Siasia is also the most qualified of all the Nigerian Coaches [we must stop using the phrase local coaches; it is actually used too often in a demeaning way] we have at the moment who has spent the most times combined around working for and with our national teams; he has built a long track record of consistently rebuilding young teams; always manages to pull out unknown names that end up doing well; and gets to always have the players working for him; and being able to have Mikel lead this Olympic team – a player he had “a famous bout” with when he was Super Eagles Coach would also show some newer level of maturity and composure for him; and it almost feels like an insult to all of our collective mentalities that “he is currently being overlooked by NFF for this job.” Who else would do a better job at this moment than this same guy who has also experienced the “dramas with the Glass House” more often than not yet has managed to his keep his cool at it?

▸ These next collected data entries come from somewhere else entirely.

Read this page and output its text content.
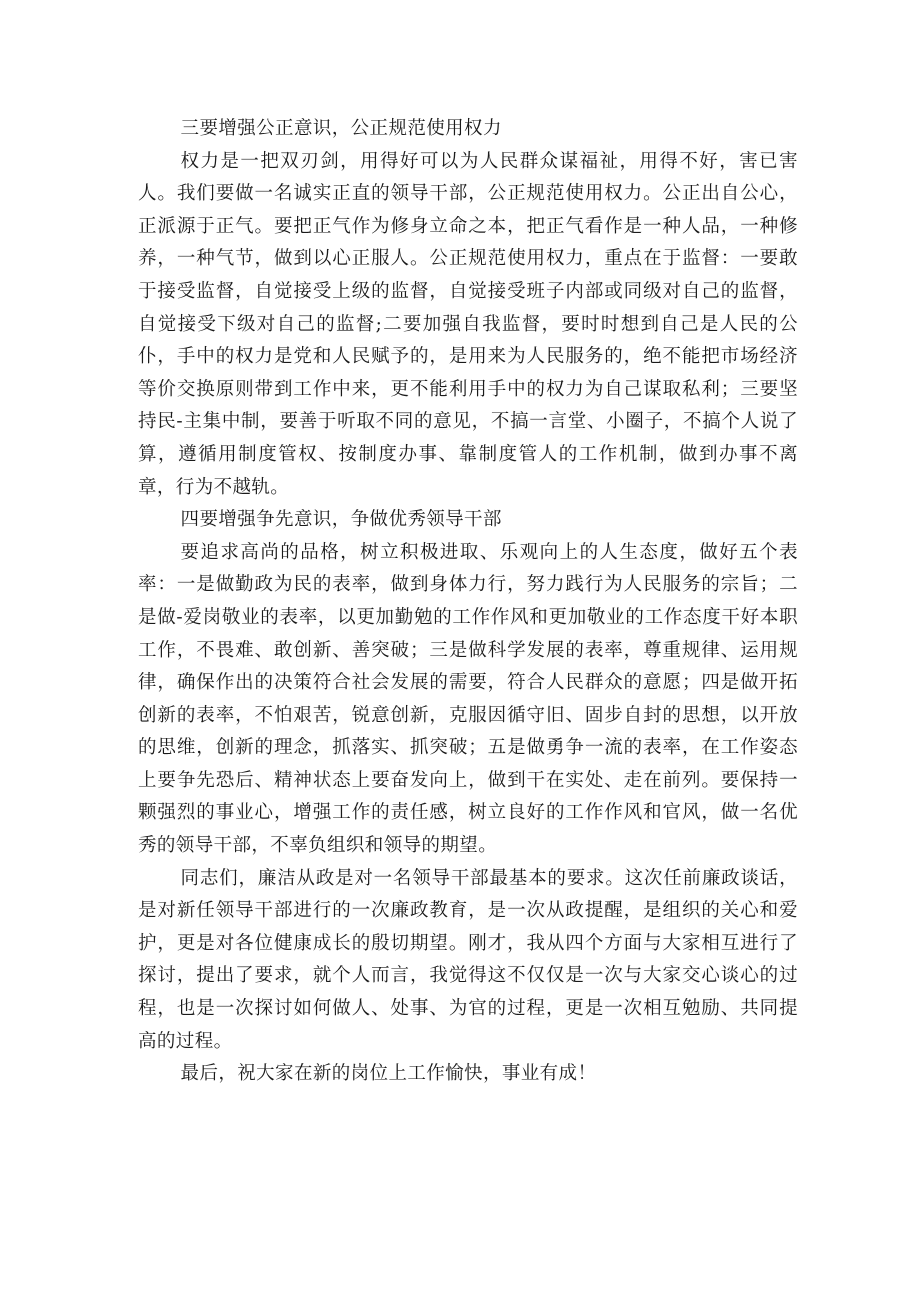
三要增强公正意识，公正规范使用权力

权力是一把双刃剑，用得好可以为人民群众谋福祉，用得不好，害已害人。我们要做一名诚实正直的领导干部，公正规范使用权力。公正出自公心，正派源于正气。要把正气作为修身立命之本，把正气看作是一种人品，一种修养，一种气节，做到以心正服人。公正规范使用权力，重点在于监督：一要敢于接受监督，自觉接受上级的监督，自觉接受班子内部或同级对自己的监督，自觉接受下级对自己的监督;二要加强自我监督，要时时想到自己是人民的公仆，手中的权力是党和人民赋予的，是用来为人民服务的，绝不能把市场经济等价交换原则带到工作中来，更不能利用手中的权力为自己谋取私利；三要坚持民-主集中制，要善于听取不同的意见，不搞一言堂、小圈子，不搞个人说了算，遵循用制度管权、按制度办事、靠制度管人的工作机制，做到办事不离章，行为不越轨。

四要增强争先意识，争做优秀领导干部

要追求高尚的品格，树立积极进取、乐观向上的人生态度，做好五个表率：一是做勤政为民的表率，做到身体力行，努力践行为人民服务的宗旨；二是做-爱岗敬业的表率，以更加勤勉的工作作风和更加敬业的工作态度干好本职工作，不畏难、敢创新、善突破；三是做科学发展的表率，尊重规律、运用规律，确保作出的决策符合社会发展的需要，符合人民群众的意愿；四是做开拓创新的表率，不怕艰苦，锐意创新，克服因循守旧、固步自封的思想，以开放的思维，创新的理念，抓落实、抓突破；五是做勇争一流的表率，在工作姿态上要争先恐后、精神状态上要奋发向上，做到干在实处、走在前列。要保持一颗强烈的事业心，增强工作的责任感，树立良好的工作作风和官风，做一名优秀的领导干部，不辜负组织和领导的期望。

同志们，廉洁从政是对一名领导干部最基本的要求。这次任前廉政谈话，是对新任领导干部进行的一次廉政教育，是一次从政提醒，是组织的关心和爱护，更是对各位健康成长的殷切期望。刚才，我从四个方面与大家相互进行了探讨，提出了要求，就个人而言，我觉得这不仅仅是一次与大家交心谈心的过程，也是一次探讨如何做人、处事、为官的过程，更是一次相互勉励、共同提高的过程。

最后，祝大家在新的岗位上工作愉快，事业有成！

Yes, I did make a call for Oliseh in the past, as I supported the late Keshi when others didn’t give him a chance – that’s how life goes – no one coach would stay in the job forever irrespective of their successes, we must also design a consistent pool of coaches to pick from that have understudied others on the job; that can come in to take over from others from time to time without us being forced to gallivant all over the world for months in search of “managers the nation cannot afford.”
Let’s make Nigerian Football great again.